X-ray diffraction (XRD) occurs when the atomic planes of a crystal cause an incident beam of X-rays to interfere with one another as they leave the crystal.
XRD built into a handheld device will differentiate between minerals that have the same chemical formula, an important factor when used in a mining context.
Dr Hansford added that the entire process would take between one and two minutes and that the sample would not require any special preparation.
The next stage of the project will focus on developing and testing the methodology using samples which are representative of real-world problems encountered in mining, such as determining the relative amounts of iron oxide minerals in ore samples.

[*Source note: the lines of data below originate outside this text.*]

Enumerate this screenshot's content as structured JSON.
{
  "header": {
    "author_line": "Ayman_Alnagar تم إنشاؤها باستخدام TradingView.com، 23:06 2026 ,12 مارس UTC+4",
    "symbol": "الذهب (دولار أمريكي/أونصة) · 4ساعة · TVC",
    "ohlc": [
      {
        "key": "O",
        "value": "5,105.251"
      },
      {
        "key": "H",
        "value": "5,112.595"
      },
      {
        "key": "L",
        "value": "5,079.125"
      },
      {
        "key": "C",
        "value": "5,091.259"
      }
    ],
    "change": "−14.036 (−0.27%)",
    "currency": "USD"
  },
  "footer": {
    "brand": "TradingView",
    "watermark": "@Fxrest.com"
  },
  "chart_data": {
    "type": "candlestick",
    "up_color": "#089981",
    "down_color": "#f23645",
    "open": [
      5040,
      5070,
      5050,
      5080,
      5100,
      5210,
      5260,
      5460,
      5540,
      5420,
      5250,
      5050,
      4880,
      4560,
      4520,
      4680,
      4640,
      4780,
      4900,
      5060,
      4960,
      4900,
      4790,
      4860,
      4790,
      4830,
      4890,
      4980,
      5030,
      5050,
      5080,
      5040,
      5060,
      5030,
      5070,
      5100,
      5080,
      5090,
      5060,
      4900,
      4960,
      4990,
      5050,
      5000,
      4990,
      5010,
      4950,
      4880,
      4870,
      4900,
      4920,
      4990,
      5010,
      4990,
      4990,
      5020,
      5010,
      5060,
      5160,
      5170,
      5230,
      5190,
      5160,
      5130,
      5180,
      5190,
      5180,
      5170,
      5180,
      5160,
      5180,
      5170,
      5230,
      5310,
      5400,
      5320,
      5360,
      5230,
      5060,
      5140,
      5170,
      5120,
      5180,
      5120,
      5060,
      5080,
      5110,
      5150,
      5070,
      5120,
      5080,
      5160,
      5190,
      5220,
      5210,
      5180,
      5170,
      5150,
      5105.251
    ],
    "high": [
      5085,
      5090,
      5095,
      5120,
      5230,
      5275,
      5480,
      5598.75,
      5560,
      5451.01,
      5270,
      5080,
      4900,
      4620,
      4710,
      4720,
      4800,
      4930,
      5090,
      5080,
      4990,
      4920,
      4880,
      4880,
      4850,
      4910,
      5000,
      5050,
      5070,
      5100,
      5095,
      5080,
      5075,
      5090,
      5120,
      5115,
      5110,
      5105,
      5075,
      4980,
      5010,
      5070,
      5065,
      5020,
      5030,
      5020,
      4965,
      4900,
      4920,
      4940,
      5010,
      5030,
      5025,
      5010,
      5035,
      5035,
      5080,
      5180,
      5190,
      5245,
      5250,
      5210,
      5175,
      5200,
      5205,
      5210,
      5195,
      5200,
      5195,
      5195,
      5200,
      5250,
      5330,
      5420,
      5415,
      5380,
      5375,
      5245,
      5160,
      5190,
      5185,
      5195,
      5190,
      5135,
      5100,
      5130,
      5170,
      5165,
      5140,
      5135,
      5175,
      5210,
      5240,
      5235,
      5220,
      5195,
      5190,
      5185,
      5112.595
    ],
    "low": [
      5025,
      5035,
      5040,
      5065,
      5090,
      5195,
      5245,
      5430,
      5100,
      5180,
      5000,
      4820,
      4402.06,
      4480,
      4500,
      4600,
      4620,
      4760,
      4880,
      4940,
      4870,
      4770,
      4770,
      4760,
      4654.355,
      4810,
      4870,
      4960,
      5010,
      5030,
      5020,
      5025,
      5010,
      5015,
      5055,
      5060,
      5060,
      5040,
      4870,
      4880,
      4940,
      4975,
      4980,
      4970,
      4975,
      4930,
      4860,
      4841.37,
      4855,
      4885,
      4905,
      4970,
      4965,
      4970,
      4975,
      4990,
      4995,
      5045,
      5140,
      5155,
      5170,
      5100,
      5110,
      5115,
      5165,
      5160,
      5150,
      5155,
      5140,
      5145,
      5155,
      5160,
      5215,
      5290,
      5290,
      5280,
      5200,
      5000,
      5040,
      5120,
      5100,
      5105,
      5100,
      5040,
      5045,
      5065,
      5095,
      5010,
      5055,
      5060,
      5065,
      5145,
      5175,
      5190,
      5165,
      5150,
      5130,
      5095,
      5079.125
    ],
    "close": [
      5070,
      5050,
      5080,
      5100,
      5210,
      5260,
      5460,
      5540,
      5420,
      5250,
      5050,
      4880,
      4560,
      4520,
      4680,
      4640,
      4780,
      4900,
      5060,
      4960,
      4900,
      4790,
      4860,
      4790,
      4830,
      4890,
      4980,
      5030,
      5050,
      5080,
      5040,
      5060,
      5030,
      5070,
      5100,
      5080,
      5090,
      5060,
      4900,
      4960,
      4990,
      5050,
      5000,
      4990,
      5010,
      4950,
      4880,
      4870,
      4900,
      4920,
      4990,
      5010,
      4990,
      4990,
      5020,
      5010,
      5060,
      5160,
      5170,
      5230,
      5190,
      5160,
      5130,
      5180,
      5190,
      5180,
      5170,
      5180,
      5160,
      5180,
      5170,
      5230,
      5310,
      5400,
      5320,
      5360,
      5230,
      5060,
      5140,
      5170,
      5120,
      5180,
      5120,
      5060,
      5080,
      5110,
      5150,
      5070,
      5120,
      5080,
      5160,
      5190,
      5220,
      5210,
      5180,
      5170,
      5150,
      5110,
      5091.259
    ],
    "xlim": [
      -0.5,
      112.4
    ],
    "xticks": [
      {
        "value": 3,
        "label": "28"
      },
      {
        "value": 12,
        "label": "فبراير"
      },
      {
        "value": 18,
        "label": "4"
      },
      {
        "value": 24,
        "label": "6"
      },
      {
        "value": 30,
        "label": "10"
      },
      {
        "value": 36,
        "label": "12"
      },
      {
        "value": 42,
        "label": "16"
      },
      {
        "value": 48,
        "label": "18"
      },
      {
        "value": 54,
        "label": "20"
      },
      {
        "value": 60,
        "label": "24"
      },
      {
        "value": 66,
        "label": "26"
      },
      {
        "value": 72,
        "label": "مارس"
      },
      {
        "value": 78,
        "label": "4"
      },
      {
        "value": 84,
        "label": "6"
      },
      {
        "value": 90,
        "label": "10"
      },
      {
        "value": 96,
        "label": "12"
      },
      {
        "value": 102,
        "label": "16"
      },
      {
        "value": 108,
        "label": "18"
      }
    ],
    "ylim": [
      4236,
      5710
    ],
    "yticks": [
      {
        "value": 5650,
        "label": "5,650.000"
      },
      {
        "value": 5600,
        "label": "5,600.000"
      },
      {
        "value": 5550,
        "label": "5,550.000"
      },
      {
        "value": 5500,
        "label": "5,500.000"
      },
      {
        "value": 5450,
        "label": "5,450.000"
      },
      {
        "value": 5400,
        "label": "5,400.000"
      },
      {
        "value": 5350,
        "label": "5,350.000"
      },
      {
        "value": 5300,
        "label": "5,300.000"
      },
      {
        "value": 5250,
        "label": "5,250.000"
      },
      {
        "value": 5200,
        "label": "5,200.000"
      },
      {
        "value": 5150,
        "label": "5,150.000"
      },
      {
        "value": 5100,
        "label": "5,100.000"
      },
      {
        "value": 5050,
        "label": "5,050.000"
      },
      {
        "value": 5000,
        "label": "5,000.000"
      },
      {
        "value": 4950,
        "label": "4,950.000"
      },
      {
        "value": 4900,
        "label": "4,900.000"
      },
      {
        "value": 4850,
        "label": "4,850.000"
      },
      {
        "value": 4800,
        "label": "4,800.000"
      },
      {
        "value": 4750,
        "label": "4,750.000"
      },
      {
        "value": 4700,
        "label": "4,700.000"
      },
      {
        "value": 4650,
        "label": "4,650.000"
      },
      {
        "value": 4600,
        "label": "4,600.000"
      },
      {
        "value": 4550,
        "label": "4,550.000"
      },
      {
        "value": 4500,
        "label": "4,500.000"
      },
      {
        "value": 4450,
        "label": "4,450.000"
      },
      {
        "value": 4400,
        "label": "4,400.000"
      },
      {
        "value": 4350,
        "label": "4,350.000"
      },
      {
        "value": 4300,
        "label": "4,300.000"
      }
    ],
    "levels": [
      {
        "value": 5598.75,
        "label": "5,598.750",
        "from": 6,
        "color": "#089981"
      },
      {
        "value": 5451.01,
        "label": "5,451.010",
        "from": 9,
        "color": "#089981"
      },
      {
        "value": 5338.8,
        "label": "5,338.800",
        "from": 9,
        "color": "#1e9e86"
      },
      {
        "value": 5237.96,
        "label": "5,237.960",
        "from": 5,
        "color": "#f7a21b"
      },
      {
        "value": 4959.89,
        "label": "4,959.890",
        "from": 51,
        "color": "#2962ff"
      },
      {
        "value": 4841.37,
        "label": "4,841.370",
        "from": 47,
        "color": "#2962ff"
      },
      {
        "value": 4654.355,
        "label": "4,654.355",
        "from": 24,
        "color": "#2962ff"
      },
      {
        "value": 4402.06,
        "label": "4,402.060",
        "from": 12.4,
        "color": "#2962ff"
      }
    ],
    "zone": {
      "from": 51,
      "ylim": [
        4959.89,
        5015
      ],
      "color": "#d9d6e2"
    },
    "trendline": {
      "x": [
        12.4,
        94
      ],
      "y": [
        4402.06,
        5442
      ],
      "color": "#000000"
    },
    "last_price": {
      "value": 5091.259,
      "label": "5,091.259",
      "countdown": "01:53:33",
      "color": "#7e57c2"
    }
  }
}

In the second part of the project, a prototype handheld device will be developed at the SRC in conjunction with Bruker.
Dr Hansford said that relatively minor changes will be required in order to introduce this new capability, which will be incorporated into a device combining XRF along with XRD. According to Leicester University, hardware requirements of the technique are very similar to existing handheld XRF devices.
‘The key change is a change in geometry,’ said Dr Hansford. ‘These instruments have an X-ray source and a detector plus the associated electronics and, at the moment, they are side by side in a configuration where the incident beam onto the sample…is something like 40 to 50 degrees. We need to bring that angle much lower down to less than 20 degrees.’
‘In other words, we need to bring the source and the detector much closer together within the instrument. That’s were the challenge will lie so it’ll need some redesign work of the head of the instrument and it may need some changes to…the X-ray source. There’ll be some changes to the design of the source in order to enable that change in configuration.’
This project is supported with an award from the Science and Technology Facilities Council’s Innovations Partnerships Scheme.